Okullar ile ilgili belirsizliklerden dolayı bir süre yazı yazamadım. Ortamın biraz sakinleşmesini bekledim ve bu süreçte detaylı araştırmalar yaptım bunları siz kıymetli okuyucularımla paylaşmak için sabırsızlanıyordum. Bazı üniversiteler yaklaşık iki haftadır açılmış vaziyette. Bende bu iki haftalık sürede yüz yüze eğitimin tam merkezinden gözlemlediğim durumları siz okuyucularıma ileteceğim.

Öncelikle yüz yüze ve online olan derslerin mevcut olduğunu hatırlatalım. Çoğu fakültede uygulamalı ders olmamasına rağmen derslerin bir kısmı online bir kısmı ise yüz yüze böyle bir ayrımı neye göre yaptılar üzerinde tartışılacak bir konu, yüz yüze yapılan dersler ile online dersler arasında ne fark olduğunu üniversite kampüsünde bir öğrenci arkadaşla yaptığım röportajda tam da bu soruyu sordum ve aldığım cevap “Böyle bir ayrıma gidilmesine ne gerek vardı. Hepsi ya online ya da yüz yüze olması gerekirdi. Eğer okula gidiyorsak tüm dersleri yüz yüze verin yok eğer pandemi var ise bizi haftanın 2 günü için riske atmanıza ne gerek var hepsini online yapın.” Şeklindeydi

Öğrenciler tepkiliydiler, tedirgindiler kendi istekleri yöneticilere ulaşmıyor diye sitemliydiler. Derslerin kalabalık olduğu ve bu derslerin dileyen öğrencilere online de verilebileceğini dile getiriyorlardı. Yurtlar da kalan öğrenciler için durum daha da tehlikeli bir halde. Dünyanın dört bir tarafından gelen yabancı öğrencileri de işin içine katarsak tehlikenin ne kadar büyük olduğu görünecektir. Toplu taşımalardaki yoğunluğa değinmiyorum bile.

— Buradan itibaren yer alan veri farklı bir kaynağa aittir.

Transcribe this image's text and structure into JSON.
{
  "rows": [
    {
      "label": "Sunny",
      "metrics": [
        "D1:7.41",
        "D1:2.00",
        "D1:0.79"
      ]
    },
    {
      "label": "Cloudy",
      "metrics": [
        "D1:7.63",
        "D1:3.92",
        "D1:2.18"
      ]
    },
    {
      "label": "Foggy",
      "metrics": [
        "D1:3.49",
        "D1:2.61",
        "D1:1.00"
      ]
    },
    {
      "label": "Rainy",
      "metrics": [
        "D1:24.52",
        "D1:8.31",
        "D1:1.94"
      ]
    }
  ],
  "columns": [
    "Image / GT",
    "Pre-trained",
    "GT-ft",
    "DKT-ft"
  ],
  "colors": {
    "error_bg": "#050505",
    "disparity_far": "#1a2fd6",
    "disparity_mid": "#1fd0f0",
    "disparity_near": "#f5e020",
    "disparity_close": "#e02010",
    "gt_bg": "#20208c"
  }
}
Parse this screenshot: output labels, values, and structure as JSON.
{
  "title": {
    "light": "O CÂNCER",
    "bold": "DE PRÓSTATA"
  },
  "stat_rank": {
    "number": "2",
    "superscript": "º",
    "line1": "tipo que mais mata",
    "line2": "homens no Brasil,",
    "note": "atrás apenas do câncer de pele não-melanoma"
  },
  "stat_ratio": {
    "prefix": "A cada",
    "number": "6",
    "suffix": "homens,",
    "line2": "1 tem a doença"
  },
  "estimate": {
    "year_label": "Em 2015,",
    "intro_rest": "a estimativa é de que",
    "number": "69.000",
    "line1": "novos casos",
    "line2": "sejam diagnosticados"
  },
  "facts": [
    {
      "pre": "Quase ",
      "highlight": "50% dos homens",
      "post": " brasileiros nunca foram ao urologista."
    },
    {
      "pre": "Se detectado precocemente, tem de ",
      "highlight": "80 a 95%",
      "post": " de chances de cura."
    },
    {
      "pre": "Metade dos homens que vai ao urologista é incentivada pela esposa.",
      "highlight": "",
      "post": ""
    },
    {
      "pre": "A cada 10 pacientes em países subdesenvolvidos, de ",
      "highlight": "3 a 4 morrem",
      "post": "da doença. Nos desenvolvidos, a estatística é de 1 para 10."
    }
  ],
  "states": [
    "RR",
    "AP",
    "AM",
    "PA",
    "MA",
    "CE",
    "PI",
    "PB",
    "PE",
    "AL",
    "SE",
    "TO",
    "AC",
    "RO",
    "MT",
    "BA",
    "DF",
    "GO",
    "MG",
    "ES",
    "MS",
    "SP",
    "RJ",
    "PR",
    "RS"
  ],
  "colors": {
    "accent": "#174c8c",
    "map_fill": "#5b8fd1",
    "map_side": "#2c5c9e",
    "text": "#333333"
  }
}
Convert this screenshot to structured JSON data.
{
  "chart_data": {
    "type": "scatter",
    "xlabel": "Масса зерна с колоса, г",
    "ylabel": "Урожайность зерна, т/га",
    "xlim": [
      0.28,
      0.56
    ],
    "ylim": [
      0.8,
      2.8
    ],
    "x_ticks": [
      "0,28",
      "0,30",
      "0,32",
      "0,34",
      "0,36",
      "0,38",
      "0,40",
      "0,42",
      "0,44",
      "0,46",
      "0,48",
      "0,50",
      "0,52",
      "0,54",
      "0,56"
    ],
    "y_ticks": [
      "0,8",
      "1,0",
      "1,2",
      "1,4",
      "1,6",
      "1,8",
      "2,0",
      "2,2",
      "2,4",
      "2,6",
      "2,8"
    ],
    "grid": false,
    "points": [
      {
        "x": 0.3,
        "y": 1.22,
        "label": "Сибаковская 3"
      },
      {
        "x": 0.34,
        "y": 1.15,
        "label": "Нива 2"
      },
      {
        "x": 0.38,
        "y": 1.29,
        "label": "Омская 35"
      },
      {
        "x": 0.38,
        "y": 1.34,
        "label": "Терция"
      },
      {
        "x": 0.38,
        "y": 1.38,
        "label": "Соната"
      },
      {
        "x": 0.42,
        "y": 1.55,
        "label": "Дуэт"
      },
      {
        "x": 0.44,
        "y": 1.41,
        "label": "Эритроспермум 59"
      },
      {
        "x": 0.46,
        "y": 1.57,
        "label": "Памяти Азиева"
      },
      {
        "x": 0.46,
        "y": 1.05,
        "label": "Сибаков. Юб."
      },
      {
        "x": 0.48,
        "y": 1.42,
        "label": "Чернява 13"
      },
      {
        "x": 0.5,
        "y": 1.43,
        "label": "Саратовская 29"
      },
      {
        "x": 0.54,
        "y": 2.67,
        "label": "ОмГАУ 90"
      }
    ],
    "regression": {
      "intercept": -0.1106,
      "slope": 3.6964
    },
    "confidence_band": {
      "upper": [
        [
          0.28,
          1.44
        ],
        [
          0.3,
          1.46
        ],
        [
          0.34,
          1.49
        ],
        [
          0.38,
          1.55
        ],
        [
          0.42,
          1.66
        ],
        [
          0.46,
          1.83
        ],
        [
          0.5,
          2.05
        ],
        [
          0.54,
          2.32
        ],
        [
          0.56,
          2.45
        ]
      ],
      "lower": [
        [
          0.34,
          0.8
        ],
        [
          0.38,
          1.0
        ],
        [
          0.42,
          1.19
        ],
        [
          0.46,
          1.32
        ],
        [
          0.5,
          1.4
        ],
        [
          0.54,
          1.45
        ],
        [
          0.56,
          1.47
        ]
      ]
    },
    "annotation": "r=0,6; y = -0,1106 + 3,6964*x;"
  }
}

Sonuç olarak toparlayacak olursak, öğrenciler ülkenin geleceğidir, sağlıklarını düşünmek devletin birinci önceliğidir. Yüz yüze eğitime çeşitli kronik hastalığı olan veya eğitimine online devam etmek isteyen öğrencilere eğitimi online bir şekilde vermek üniversitelerin görevidir. Aksi taktirde meydana gelecek her bir pozitif vakadan üniversiteler ve yüz yüze eğitimi şart koşan diğer kurumlar sorumludur.